Tuesday, May 31, 2011

Uncle Sam Wants U and S

The dollar coin honoring our 18th president has been issued by the United States Mint. I have a roll of the coins sitting here on my desk, and it brings to mind the story of how he became known as Ulysses Simpson Grant.

When he was born, his mother was confounded by all the relatives offering their opinions about what and after whom he should be named. To avoid offending anyone, she told them all to write their choice on a piece of paper, which she would put into a hat, and whichever one she drew would be the baby's name.  It was her mother-in-law, who had been reading the classics, who submitted the winning entry, Ulysses.

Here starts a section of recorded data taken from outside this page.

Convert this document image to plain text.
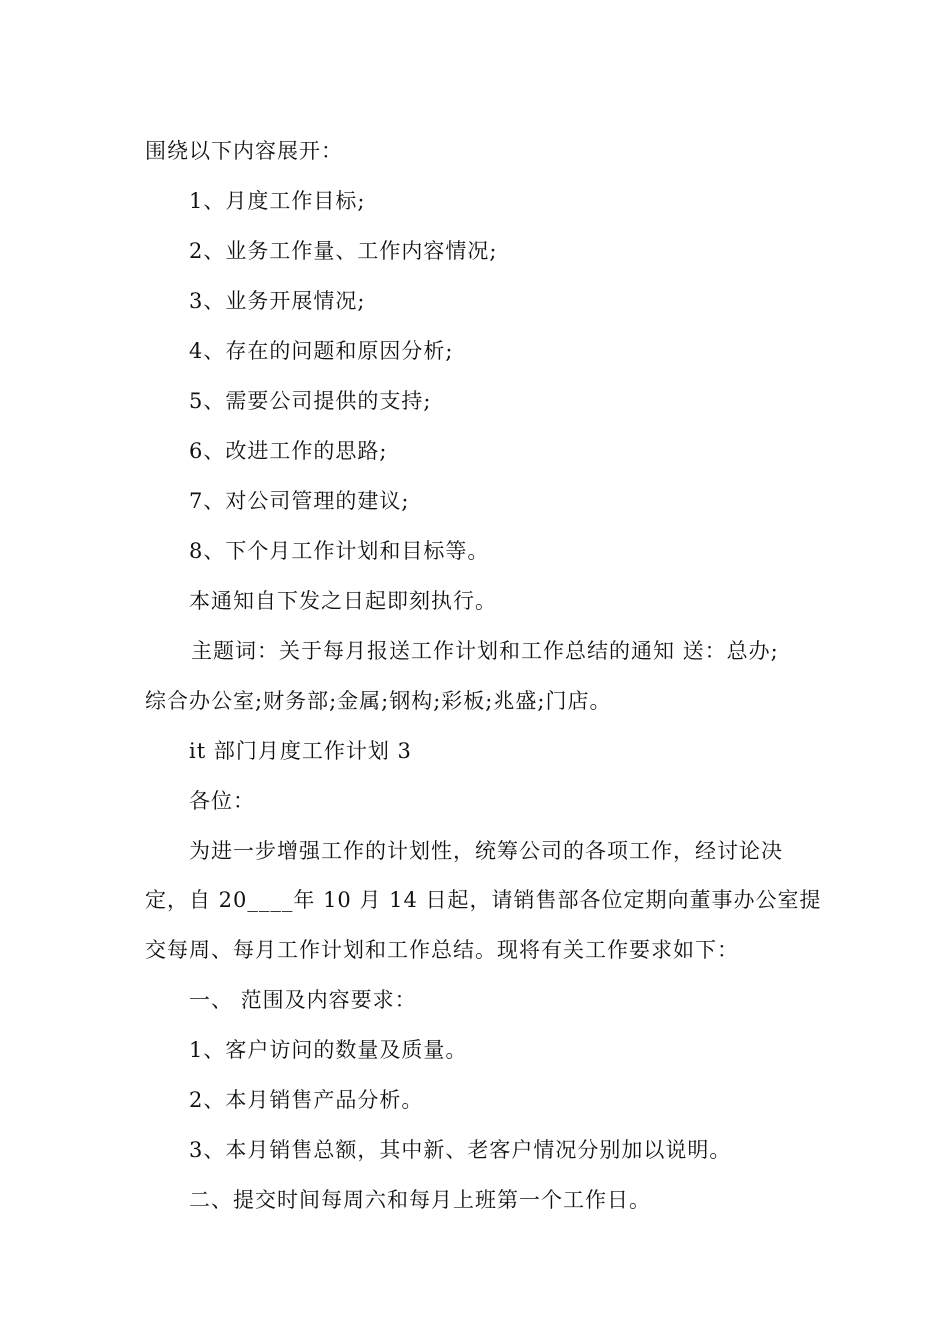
围绕以下内容展开：
1、月度工作目标;
2、业务工作量、工作内容情况;
3、业务开展情况;
4、存在的问题和原因分析;
5、需要公司提供的支持;
6、改进工作的思路;
7、对公司管理的建议;
8、下个月工作计划和目标等。
本通知自下发之日起即刻执行。
主题词：关于每月报送工作计划和工作总结的通知 送：总办;
综合办公室;财务部;金属;钢构;彩板;兆盛;门店。
it 部门月度工作计划 3
各位：
为进一步增强工作的计划性，统筹公司的各项工作，经讨论决
定，自 20____年 10 月 14 日起，请销售部各位定期向董事办公室提
交每周、每月工作计划和工作总结。现将有关工作要求如下：
一、 范围及内容要求：
1、客户访问的数量及质量。
2、本月销售产品分析。
3、本月销售总额，其中新、老客户情况分别加以说明。
二、提交时间每周六和每月上班第一个工作日。
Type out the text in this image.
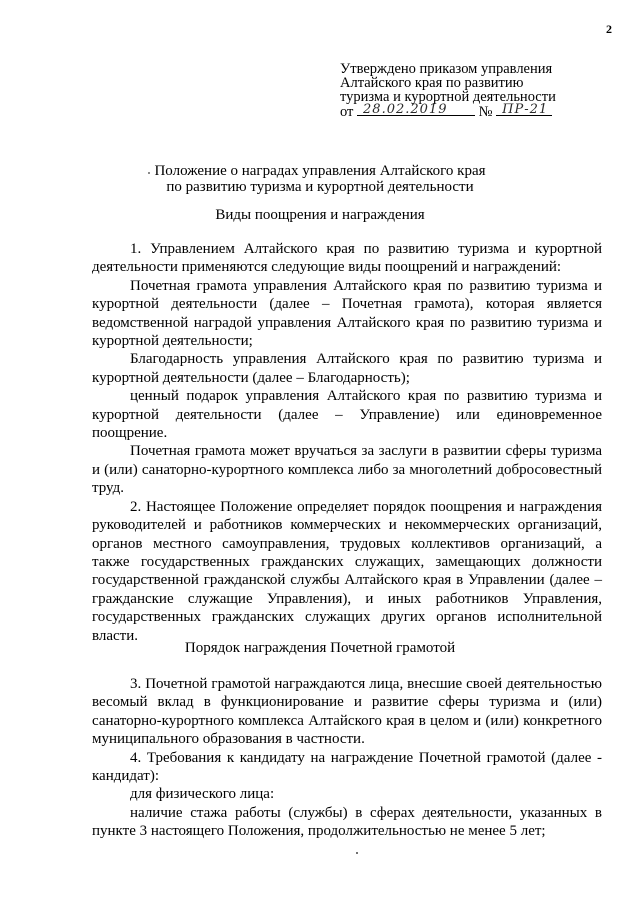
2
Утверждено приказом управления
Алтайского края по развитию
туризма и курортной деятельности
от 28.02.2019 № ПР-21
Положение о наградах управления Алтайского края
по развитию туризма и курортной деятельности
Виды поощрения и награждения

1. Управлением Алтайского края по развитию туризма и курортной деятельности применяются следующие виды поощрений и награждений:

Почетная грамота управления Алтайского края по развитию туризма и курортной деятельности (далее – Почетная грамота), которая является ведомственной наградой управления Алтайского края по развитию туризма и курортной деятельности;

Благодарность управления Алтайского края по развитию туризма и курортной деятельности (далее – Благодарность);

ценный подарок управления Алтайского края по развитию туризма и курортной деятельности (далее – Управление) или единовременное поощрение.

Почетная грамота может вручаться за заслуги в развитии сферы туризма и (или) санаторно-курортного комплекса либо за многолетний добросовестный труд.

2. Настоящее Положение определяет порядок поощрения и награждения руководителей и работников коммерческих и некоммерческих организаций, органов местного самоуправления, трудовых коллективов организаций, а также государственных гражданских служащих, замещающих должности государственной гражданской службы Алтайского края в Управлении (далее – гражданские служащие Управления), и иных работников Управления, государственных гражданских служащих других органов исполнительной власти.

Порядок награждения Почетной грамотой

3. Почетной грамотой награждаются лица, внесшие своей деятельностью весомый вклад в функционирование и развитие сферы туризма и (или) санаторно-курортного комплекса Алтайского края в целом и (или) конкретного муниципального образования в частности.

4. Требования к кандидату на награждение Почетной грамотой (далее - кандидат):

для физического лица:

наличие стажа работы (службы) в сферах деятельности, указанных в пункте 3 настоящего Положения, продолжительностью не менее 5 лет;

His grandfather, meanwhile, was so put out that the boy wasn’t given his name that the only way to appease him was to add it, and so the child was christened Hiram Ulysses Grant. He went by his middle name, though, and his chums called him Lyss.

The congressman who wrote his recommendation to the U. S. Military Academy didn’t know Grant’s full name, but he knew the families and assumed that he had been given his mother’s maiden name, so he filled in the name as Ulysses Simpson Grant. Grant decided he could straighten it out when he got to West Point.

Upon his arrival there, however, he happened on a list of the incoming cadets tacked to a bulletin board on which he was listed as U. S. Grant. He liked that so much, thinking it the perfect name for an American army officer, that he never had it corrected. His classmates teased him by calling him Uncle Sam Grant, and for the rest of his life he was known to his comrades as Sam.